AgChat: Agriculture Meets Social Media
Nashville and it’s strong roots in country music. Just as country music has it roots in Nashville, so does AgChat. This is the same city where AgChat was born.
Due to scheduling conflicts, I attended the conference for one day only. But even my one day’s schedule was packed–and well worth my time.
But first, I need to tell my story of trying to “carry on” 36 containers of Martin County Magic Seasoning. You may be asking yourself (just like the TSA) why am I carrying on 36 containers of a seasoning. But first as a disclaimer, I did look on the Internet prior to my flight and seasoning was listed as an okay item to carry. But evidently 36 is just too many . . . or maybe . . . the word “Magic” had them a little nervous.
Here’s why I brought them: A tradition at AgChat is the swap meet where people bring items from their home area to share with others. And for me, my county sells nearly 2,000,000 pigs per year so, of course, a pork seasoning is the perfect item to swap. But the TSA had to open the seals of every. single. container. And test them. How long did it take? About 1/2 hour. Thank goodness for arriving at the airport early!
I think what makes AgChat valuable to me is a combination of unbelievable networking opportunities, new friendships and reconnecting IRL with others who share the same goal, learning new skills and new ways to reach outside our comfort zone and the inspiration you only receive when you are with other passionate agvocates. It’s no secret that I started blogging because I was inspired from attending my first AgChat conference. My circle is now larger due to AgChat. And I am thankful for that.
A shoutout to a couple “new agvocate friends” from Minnesota – Janet Bremer of My Barnyard View and Brenda Rudolph of Raising a Farmer. So glad to know these fellow Minnesotans and agvocates! Please follow their blogs!
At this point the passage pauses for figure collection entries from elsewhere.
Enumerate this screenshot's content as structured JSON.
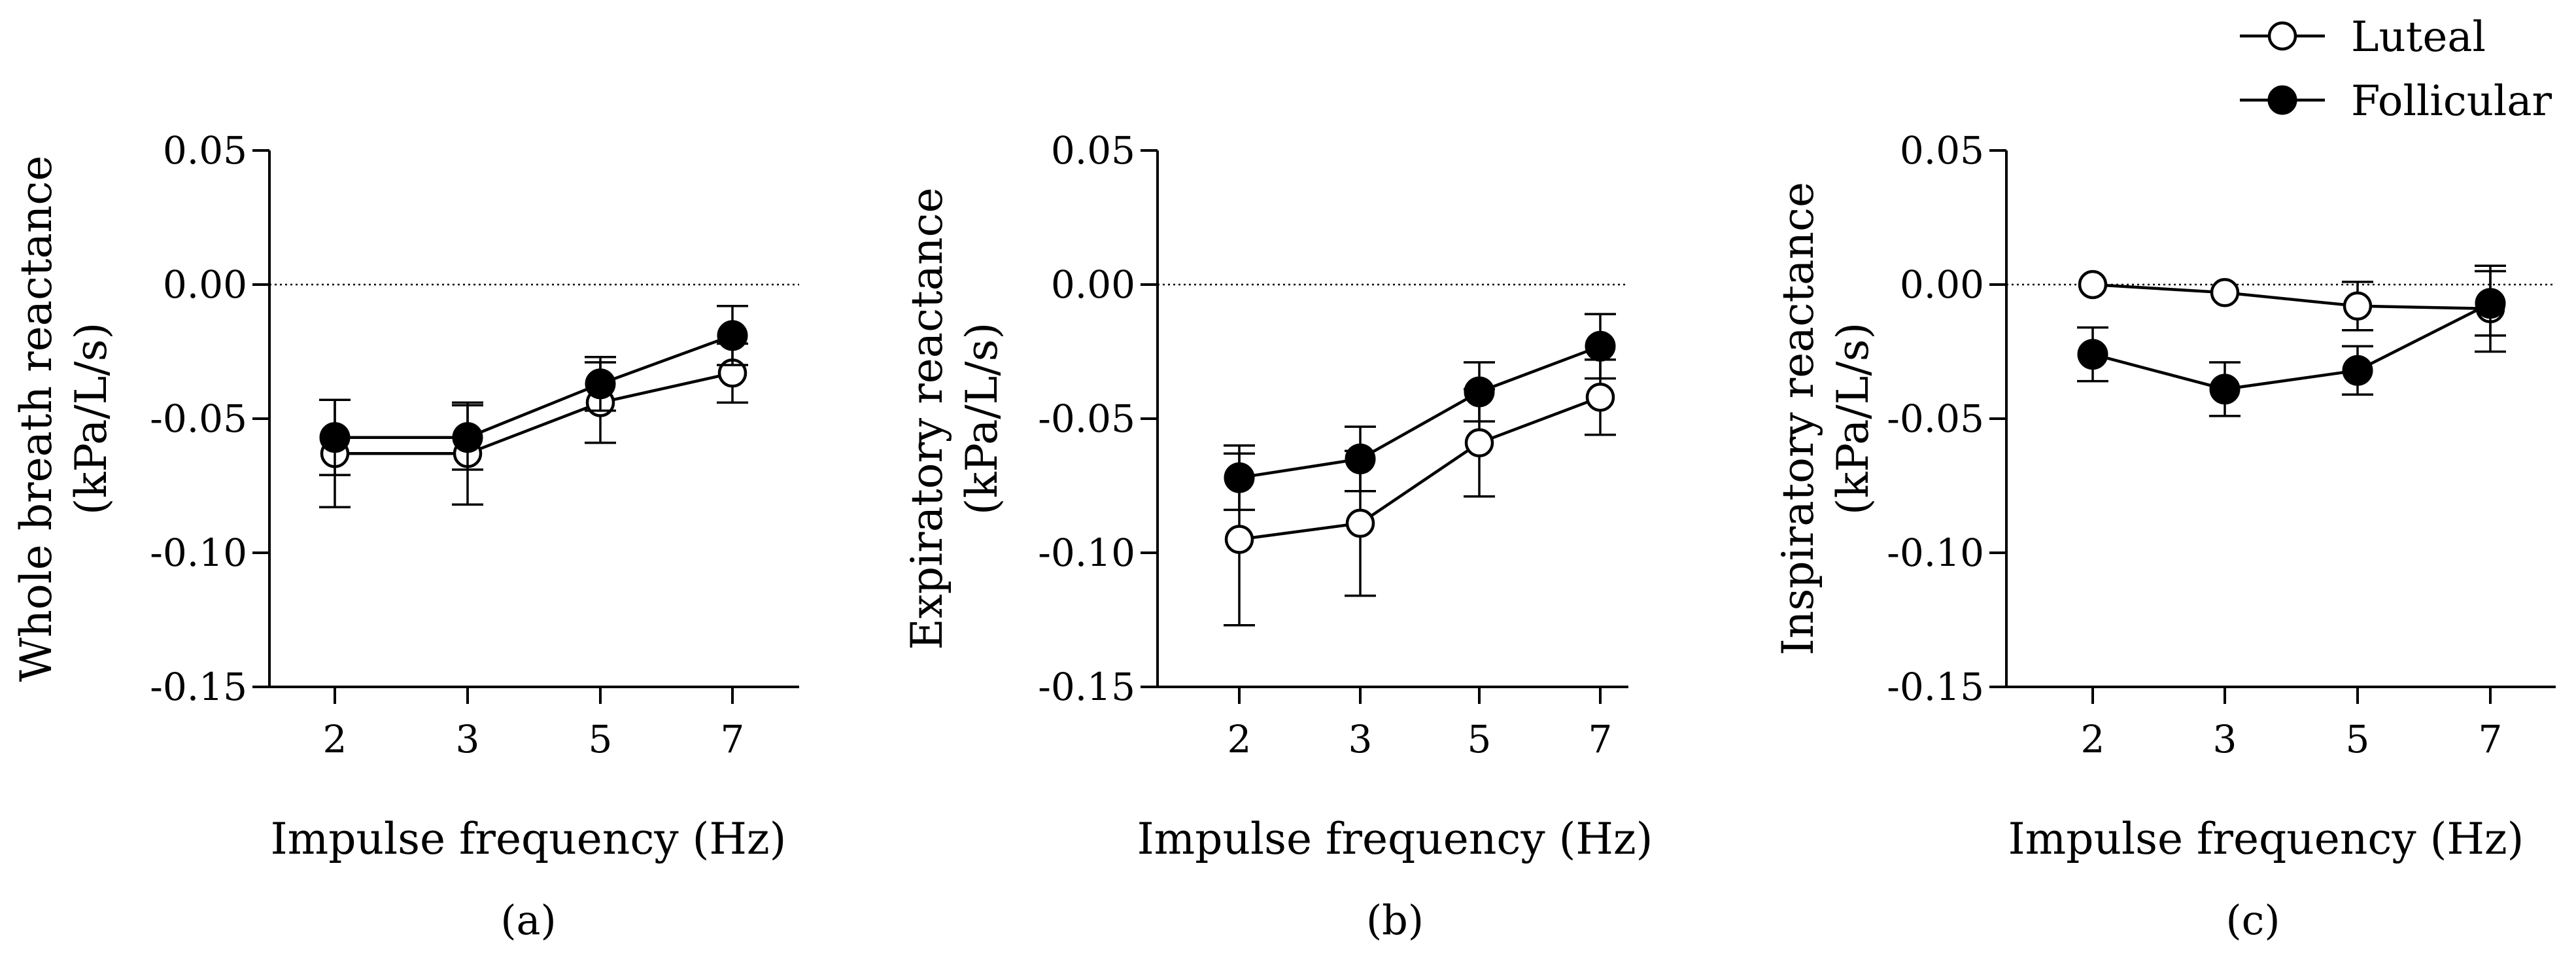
{
  "legend": {
    "entries": [
      {
        "label": "Luteal",
        "marker": "open-circle"
      },
      {
        "label": "Follicular",
        "marker": "filled-circle"
      }
    ]
  },
  "chart_data": [
    {
      "type": "line",
      "panel": "(a)",
      "xlabel": "Impulse frequency (Hz)",
      "ylabel_lines": [
        "Whole breath reactance",
        "(kPa/L/s)"
      ],
      "categories": [
        "2",
        "3",
        "5",
        "7"
      ],
      "ylim": [
        -0.15,
        0.05
      ],
      "yticks": [
        0.05,
        0.0,
        -0.05,
        -0.1,
        -0.15
      ],
      "ytick_labels": [
        "0.05",
        "0.00",
        "-0.05",
        "-0.10",
        "-0.15"
      ],
      "zero_reference_line": true,
      "series": [
        {
          "name": "Luteal",
          "marker": "open-circle",
          "values": [
            -0.063,
            -0.063,
            -0.044,
            -0.033
          ],
          "err": [
            0.02,
            0.019,
            0.015,
            0.011
          ]
        },
        {
          "name": "Follicular",
          "marker": "filled-circle",
          "values": [
            -0.057,
            -0.057,
            -0.037,
            -0.019
          ],
          "err": [
            0.014,
            0.012,
            0.01,
            0.011
          ]
        }
      ]
    },
    {
      "type": "line",
      "panel": "(b)",
      "xlabel": "Impulse frequency (Hz)",
      "ylabel_lines": [
        "Expiratory reactance",
        "(kPa/L/s)"
      ],
      "categories": [
        "2",
        "3",
        "5",
        "7"
      ],
      "ylim": [
        -0.15,
        0.05
      ],
      "yticks": [
        0.05,
        0.0,
        -0.05,
        -0.1,
        -0.15
      ],
      "ytick_labels": [
        "0.05",
        "0.00",
        "-0.05",
        "-0.10",
        "-0.15"
      ],
      "zero_reference_line": true,
      "series": [
        {
          "name": "Luteal",
          "marker": "open-circle",
          "values": [
            -0.095,
            -0.089,
            -0.059,
            -0.042
          ],
          "err": [
            0.032,
            0.027,
            0.02,
            0.014
          ]
        },
        {
          "name": "Follicular",
          "marker": "filled-circle",
          "values": [
            -0.072,
            -0.065,
            -0.04,
            -0.023
          ],
          "err": [
            0.012,
            0.012,
            0.011,
            0.012
          ]
        }
      ]
    },
    {
      "type": "line",
      "panel": "(c)",
      "xlabel": "Impulse frequency (Hz)",
      "ylabel_lines": [
        "Inspiratory reactance",
        "(kPa/L/s)"
      ],
      "categories": [
        "2",
        "3",
        "5",
        "7"
      ],
      "ylim": [
        -0.15,
        0.05
      ],
      "yticks": [
        0.05,
        0.0,
        -0.05,
        -0.1,
        -0.15
      ],
      "ytick_labels": [
        "0.05",
        "0.00",
        "-0.05",
        "-0.10",
        "-0.15"
      ],
      "zero_reference_line": true,
      "series": [
        {
          "name": "Luteal",
          "marker": "open-circle",
          "values": [
            0.0,
            -0.003,
            -0.008,
            -0.009
          ],
          "err": [
            0.0,
            0.0,
            0.009,
            0.016
          ]
        },
        {
          "name": "Follicular",
          "marker": "filled-circle",
          "values": [
            -0.026,
            -0.039,
            -0.032,
            -0.007
          ],
          "err": [
            0.01,
            0.01,
            0.009,
            0.012
          ]
        }
      ]
    }
  ]
}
I know I am going to get in trouble (hoping I didn’t forget someone) here but a shoutout to new and IRL people I met: Alicia Schmitt of Fit and Farm, Brandon Whitt of Batey Farms, Matthew Boucher of Boucher Farms, Lela Perez, Melissa Woolpert, Jennie Hodgen (meat scientist for Merck Animal Health) Janeal Yancey (another meat scientist-eek!) of Mom at the Meat Counter Keith Roach, Ken Bluier of “Farm Hats.” And a special shoutout to my friend Krista Stauffer from A Farmer’s Wifee. This girl has so much energy–I don’t know where she gets it. Please follow them!
My takeaways and things I WILL start to implement:
Finding ways to reach outside the choir:
- Thanks to Sara Broers, I WILL be helping/starting a Social Media breakfast in my area. I have already contacted the Chamber of Commerce and will meet with them in January. This will be a great way to continue building on my social media tools and skills as well as another way to reach outside the choir.
- I will be working with my twitter a little more intently. I need to create lists and also target specific people I want to know or meet. More interaction and conversations on twitter. Thanks to Janice Person for this nudge. And, by the way, here are some great twitter tips.
- Banquet in the Field. It will happen in Minnesota this next year. Thanks to Katie Pinke and Katie Pratt for their breakout session and for their insights. CommonGround Minnesota is taking the lead on this but we will also bring other stakeholders as we progress through the planning stage. Check out this banquet in the field video.
A number of us from “Ask the Farmers” were in attendance and had our picture taken. Nice to see everyone IRL.
All in all, it was a great conference. And the conference has changed significantly from the first time I attended. No longer is the conference’s concentration on just the basics of social media. The conference is adapting and changing just as social media is changing. And as a fellow agvocate, I appreciate that.